Question

Pls find the tens digit of 3^2016

Answer 1

$It \: is \: very \: tough \: and \: time \: consuming \: to \: find \: the \: value \: of \: {3}^{2016}$

$we \: know \: that:$

●The ones place of any number raised to any number enters a loop like value.

For instance let's take 3:

${3}^{0} = 1. \\ {3}^{1} = 3. \\ {3}^{2} = 9. \\ {3}^{3} = 27. \\ \\ and \: now \: concentrate \: on \: the \: ones \: place: \\ {3}^{4} = 81. \\ here \: we \: can \: see \: that \: the \: ones \: place \: digit \: has \: started \: repeating \: and \: so \: the \: loop \: is \: like:$
1,3,9,7 and so it repeats itself.

Now we can't use this as we need to find the tens place.

So, here I'm writing the values till 3^n where 'n' is the exponent when it enters into the loop.

${3}^{0} = 01 \\ {3}^{1} = 03 \\ {3}^{2} = 09 \\ {3}^{3} = 27. \\ {3}^{4} = 81 \\ \\ after \: this \: the \: number \: becomes \: a \: 3 - digit \: number \: and \: i \: am \: going \: to \: write \: only \: the \: ones \: and \: tens \: place \: of \: them \\ \\ {3}^{5} = 43 \\ {3}^{6} = 29 \\ {3}^{7} = 87 \\ {3}^{8} = 61 \\ {3}^{9} = 83 \\ {3}^{10} = 49 \\ {3}^{11} = 47 \\ {3}^{12} = 41 \\ {3}^{13} = 23 \\ {3}^{14} = 69 \\ {3}^{15} = 07 \\ {3}^{16} = 21 \\ {3}^{17} = 63 \\ {3}^{18} = 89 \\ {3}^{19} = 67 \\ {3}^{20} = 01$
Now that 01 has repeated, we can say that the tens place loops after every 20 powers.

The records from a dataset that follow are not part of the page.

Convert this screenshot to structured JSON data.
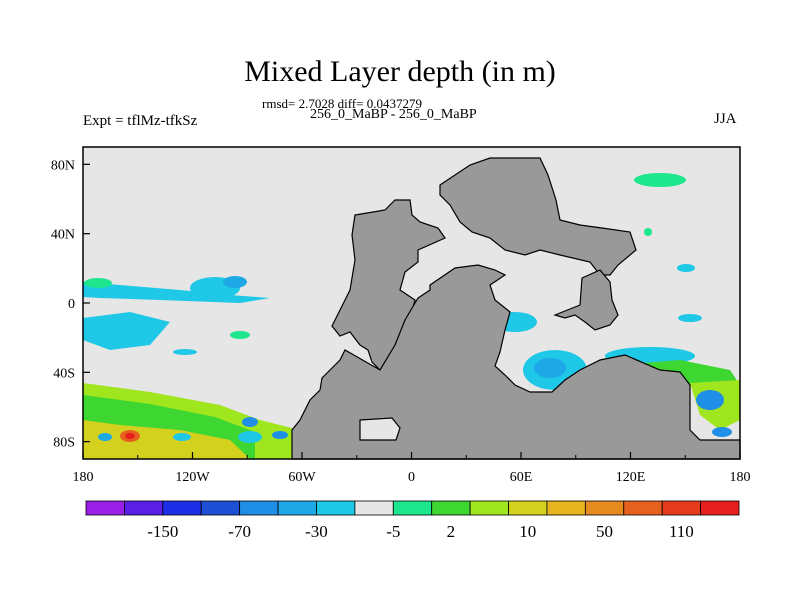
{
  "title": "Mixed Layer depth (in m)",
  "stats": "rmsd= 2.7028 diff= 0.0437279",
  "subtitle": "256_0_MaBP - 256_0_MaBP",
  "experiment": "Expt = tflMz-tfkSz",
  "season": "JJA",
  "map": {
    "type": "filled-contour-map",
    "xlabels": [
      "180",
      "120W",
      "60W",
      "0",
      "60E",
      "120E",
      "180"
    ],
    "ylabels": [
      "80N",
      "40N",
      "0",
      "40S",
      "80S"
    ],
    "lon_range": [
      -180,
      180
    ],
    "lat_range": [
      -90,
      90
    ],
    "land_color": "#999999",
    "ocean_color": "#e6e6e6"
  },
  "colorbar": {
    "labels": [
      "-150",
      "-70",
      "-30",
      "-5",
      "2",
      "10",
      "50",
      "110"
    ],
    "colors": [
      "#9a1ee6",
      "#5a1ee6",
      "#1e2ee6",
      "#1e50d6",
      "#1e8ee6",
      "#1ea8e6",
      "#1ec8e6",
      "#e6e6e6",
      "#1ee68e",
      "#3ed630",
      "#a0e61e",
      "#d4d01e",
      "#e6b41e",
      "#e68c1e",
      "#e6601e",
      "#e63c1e",
      "#e61e1e"
    ]
  }
}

So, we can find the tens place of 3^2016 by dividing 2016 by 20 and finding the remainder obtained.

$\frac{2016}{20} = 100 \frac{16}{20}$

Here, the remainder is 16.

So, we can say that the ten's place of 3^2016 is the same as 3^16's ten's place value.

Therefore, 2 is the value of the ten's place of 3^2016.